Article
· book: public opinion
· philosophy
Public Opinion — Chapter XII Self-Interest Reconsidered
- 1. The same story is interpreted differently by each listener because no two experiences are identical, and each person reenacts the story in their own way.
- 2. The more mixed the audience, the more abstract the common factors in a story become, leading to greater variation in response.
- 3. People conceive public affairs through their set patterns and recreate them with their own emotions, treating stories of the greater environment as a mimic enlargement of their private life.
- 4. A person's character varies according to circumstance, and there is no single self always at work; which self is engaged is crucial in forming public opinion.

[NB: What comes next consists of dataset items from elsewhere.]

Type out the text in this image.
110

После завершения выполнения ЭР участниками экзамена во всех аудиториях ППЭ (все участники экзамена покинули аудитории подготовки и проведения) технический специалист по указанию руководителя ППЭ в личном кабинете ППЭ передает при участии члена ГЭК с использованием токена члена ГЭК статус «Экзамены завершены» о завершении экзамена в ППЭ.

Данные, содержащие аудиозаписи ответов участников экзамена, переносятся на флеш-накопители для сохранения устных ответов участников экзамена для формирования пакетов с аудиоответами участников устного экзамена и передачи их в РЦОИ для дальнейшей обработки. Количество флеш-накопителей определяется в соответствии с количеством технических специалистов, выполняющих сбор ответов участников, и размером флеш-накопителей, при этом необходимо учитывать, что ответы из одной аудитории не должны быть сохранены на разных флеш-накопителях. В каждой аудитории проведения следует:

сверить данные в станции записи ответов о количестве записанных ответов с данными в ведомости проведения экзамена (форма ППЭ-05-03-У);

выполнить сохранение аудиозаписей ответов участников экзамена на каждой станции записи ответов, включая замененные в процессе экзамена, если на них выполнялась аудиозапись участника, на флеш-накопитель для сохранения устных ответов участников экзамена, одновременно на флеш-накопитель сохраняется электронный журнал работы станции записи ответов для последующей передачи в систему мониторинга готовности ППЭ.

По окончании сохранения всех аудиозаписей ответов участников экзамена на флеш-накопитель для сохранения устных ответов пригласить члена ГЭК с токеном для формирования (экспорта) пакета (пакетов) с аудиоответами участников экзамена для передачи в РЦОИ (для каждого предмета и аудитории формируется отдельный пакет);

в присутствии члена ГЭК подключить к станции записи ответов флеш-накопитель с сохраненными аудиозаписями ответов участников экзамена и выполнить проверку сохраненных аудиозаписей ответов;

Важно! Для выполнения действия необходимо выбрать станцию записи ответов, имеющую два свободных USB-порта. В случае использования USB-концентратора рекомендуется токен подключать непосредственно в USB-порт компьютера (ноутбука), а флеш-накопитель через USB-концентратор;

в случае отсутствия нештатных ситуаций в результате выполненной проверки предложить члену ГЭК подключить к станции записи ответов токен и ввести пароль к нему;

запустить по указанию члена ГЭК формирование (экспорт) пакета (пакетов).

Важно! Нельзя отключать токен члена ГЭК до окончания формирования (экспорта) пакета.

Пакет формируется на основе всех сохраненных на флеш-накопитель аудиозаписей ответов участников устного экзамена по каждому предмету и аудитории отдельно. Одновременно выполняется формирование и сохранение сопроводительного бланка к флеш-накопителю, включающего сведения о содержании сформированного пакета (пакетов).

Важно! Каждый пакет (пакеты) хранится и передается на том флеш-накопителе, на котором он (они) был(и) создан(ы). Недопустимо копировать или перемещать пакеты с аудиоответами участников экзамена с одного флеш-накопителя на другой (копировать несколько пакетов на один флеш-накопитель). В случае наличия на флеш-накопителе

- 5. Modern psychology suggests that outward behavior is an equation between the resistance of the environment, repressed cravings, and the manifest personality.
- 6. War legitimizes the impulse to kill, which then seeks vent not only on the enemy but on all previously hated persons and objects, and it takes time to regain self-control after war ends.
- 7. Moral education must prepare characters for all situations people may face, either by offering patterns of conduct for every phase of life or by guaranteeing those situations never occur.
- 8. The naive view of self-interest omits the cognitive function; men's ideas of all things and of themselves are not instinctive but acquired.
- 9. James Madison argued that the most common and durable source of factions is the various and unequal distribution of property, but he did not claim that property determines opinions, only that differences in property cause differences in opinion.
- 10. Economic determinism fails because men's economic interests are made up of their variable concepts of those interests; there is no fixed set of opinions that go with being an owner of a factory.
- 11. Marx and Lenin went wrong because they thought men's economic position would irresistibly produce a clear conception of their interests, but events showed that even they themselves lacked such clarity.
- 12. Human nature is not fatally constituted to crave or act in particular ways; cravings and actions are learned and can be learned differently in another generation.